Syfy’s Channel Zero is one of TV’s hidden treats. Each new season of six episodes adapts a new creepypasta, those supposedly true, terrifying tales that lurk in backwater corners of the internet, like the subreddit r/nosleep. They usually take the basic idea of the story (a bizarre kids’ show, or a staircase appearing in the middle of nowhere), then filtering it through creator Nick Antosca’s sensibility, which means all three seasons of the show so far have indulged in rich ruminations on family relationships, alongside odd creatures lurching about empty suburban backstreets.

The new fourth season, The Dream Door, adapts a story by Charlotte Bywater whose premise is, more or less, “What if, all of a sudden, there was a door in your basement where there wasn’t one before?” Antosca and director E.L. Katz (who directs all six episodes) turn this question into an examination of marriage, of how little you might know about your partner, of what might be hiding behind their magic door that’s not hiding behind yours.

The two are ably assisted by Maria Sten and Brandon Scott as Jill and Tom, the couple at the story’s center, and by a terrifying demonic creation named Pretzel Jack, a contortionist clown drawn from Jill’s dreams and/or nightmares. He flings himself about the screen like a Slinky, knife in hand, all the better to stab anybody who might hurt Jill. And that number could include Tom.

If you’ve watched the other three seasons of Channel Zero, The Dream Door could feel slightly derivative, particularly of the second season, No-End House (still the series’ best). If nothing else, it only underlines how same-y so many creepypastas are. So many of these tales resemble the empty, modern homes they’re often set in, formed by the same cookie cutter but filled with ancient, primal terrors nonetheless, as if acknowledging that the scariest thing about modernity is how it numbs you in a way that distracts you from what you should really be scared of.

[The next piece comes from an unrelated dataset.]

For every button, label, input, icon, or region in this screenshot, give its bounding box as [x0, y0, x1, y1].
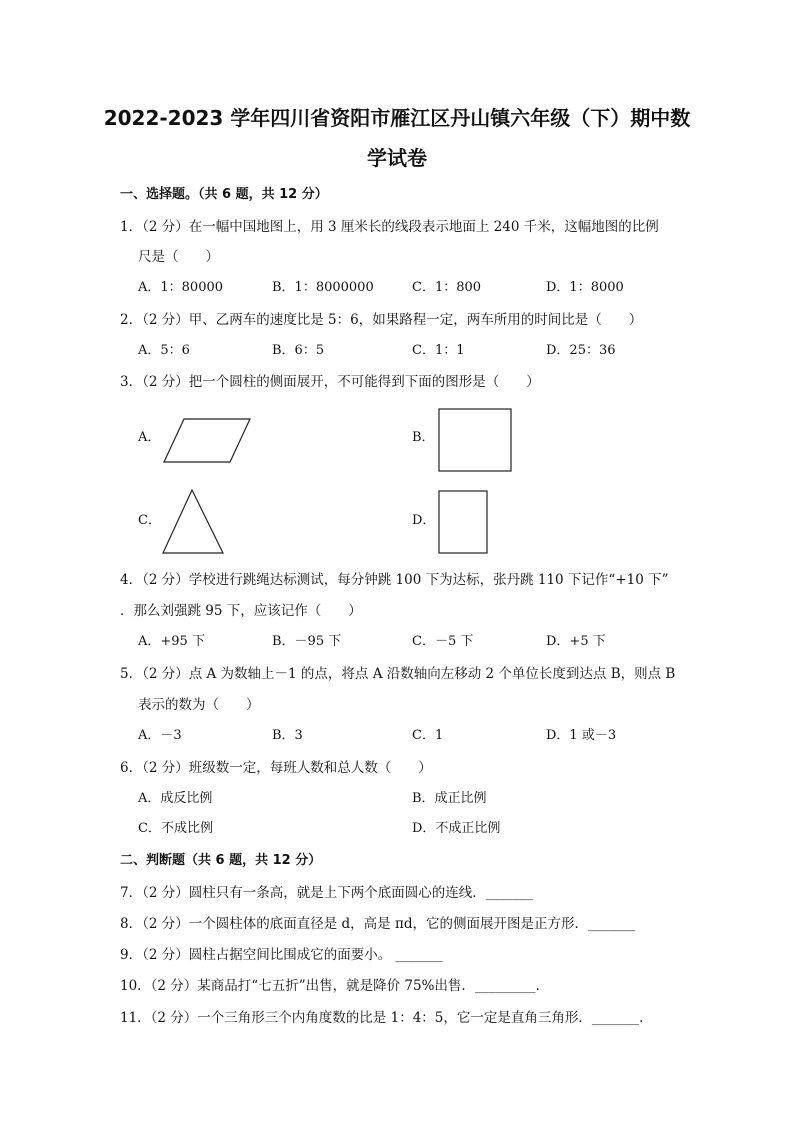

The Dream Door sags considerably in its midsection, but it ends well. And any time Pretzel Jack appears on screen, it’s understandable if you feel low-grade terrified. But should Channel Zero be granted more seasons (please, Syfy!), it might do the series well to leave the drab confines of suburbia that both it and creepypastas in general can feel trapped in behind. —TV

Channel Zero: The Dream Door debuts Friday, October 26, at 11 pm Eastern on Syfy. One new episode will air each night at 11 pm through Wednesday, October 31. Hey, that’s Halloween! Stream previous seasons on Shudder.

Also...

  • PBS’s Native America (9 pm Eastern on Tuesdays) is a massive four-part documentary miniseries uncovering the history of Native Americans across the Western Hemisphere. If you have any interest at all in this subject matter, it’s well worth checking out.
  • Paramount Network’s long-beleaguered TV miniseries adaptation of Heathers will finally air on American television, after several months of delay and the complete removal of one episode that was dubbed “too controversial.” It’s being burned off, two episodes per night, from Thursday, October 25, through Monday, October 29. You can also watch the whole thing on Paramount’s website. We weren’t offered screeners, but the reviews from critics who were aren’t promising.
  • Netflix’s big launch for the week is its new version of Sabrina the Teenage Witch now entitled Chilling Adventures of Sabrina (Friday). Read our full review here.
  • It’s Christmas movie season on Hallmark again, with the debut of Christmas at Pemberley Manor (8 pm Eastern on Saturday). Hey, we almost made it to Halloween before Christmas movie season started. Almost!
  • Two brand new late-night talk shows launch on Sunday: E! and Busy Philipps’s Busy Tonight (10 pm Eastern on Sunday) and Netflix’s Patriot Act With Hasan Minhaj (Sunday). We’ve seen neither, but we wish Philipps and Minhaj only the best.